Kotlin and Swift vs Flutter, or maybe ReactNative?
Which software development tool should you choose to design a mobile app? Are native programming languages still hot? Or maybe it’s time to switch totally into a cross-platform framework?
5 min read
In this Article:
- 2022 trends shed a new light on the design of mobile apps,
- Kotlin and Swift become cross-platform frameworks,
- Flutter and ReactNative stay strong as versatile mobile app solutions.
I guess we’re dealing with a bunch of open questions. I would even call them the wide-open ones. I’m here to narrow them down a bit.
Here’s the plan. We’ll take into consideration 4 popular cross-platform software development tools. It may be a bit surprising, but programming languages Kotlin and Swift are bound to be considered cross-platform ones.
Then, we’ll move to the well-known frameworks that allow writing the same code for Android and iOS – Flutter and ReactNative.
All this is to give you the full image of the trends that are bound to develop in 2022. You can judge which one fits your current challenges. And it’s totally fine if two or more are right. You’re the one to decide which way (or ways) is the best for you to meet your objectives.

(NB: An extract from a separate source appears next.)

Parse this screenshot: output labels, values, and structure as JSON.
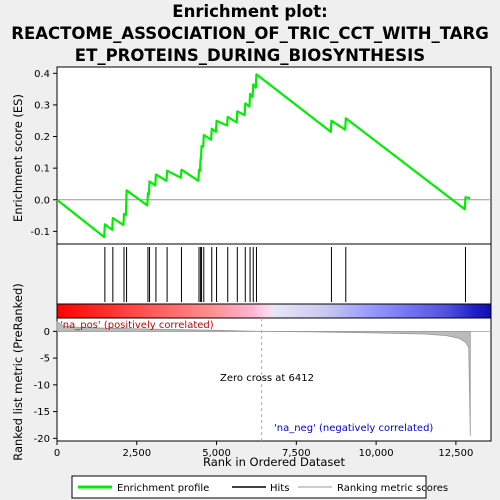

OK, we’re ready to go – Kotlin for the start!
What is Kotlin?
Kotlin is a cross-platform programming language designed by Czech company JetBrains. Main features include being statically typed and general-purpose. It also has type inference. As a single language, it was designed to interoperate completely with Java, but its development led to cooperation with other languages as well. When it comes to operating systems, Android is a winner here. It is estimated that 80% of the top 1,000 Android apps contain the Kotlin code, including over 60 Google apps.
Other popular ones written in Kotlin are e.g. Trello, Pinterest, Evernote, Slack, Tinder, Netflix, and many more. Let’s move to the features that make this language so powerful now.
Kotlin – main benefits
- Clarity and conciseness
Kotlin has rather uncomplicated syntax, which finds reflection in the clarity of your code. You get the result that has significantly fewer lines in comparison to other languages. Considering that, it’s less probable that your code will have any bugs. You can contribute to this by choosing the framework that takes care of basic elements of the code, while you can focus on improving it in more important, valuable places. That’s how you can write concise and quality code saving your time and money.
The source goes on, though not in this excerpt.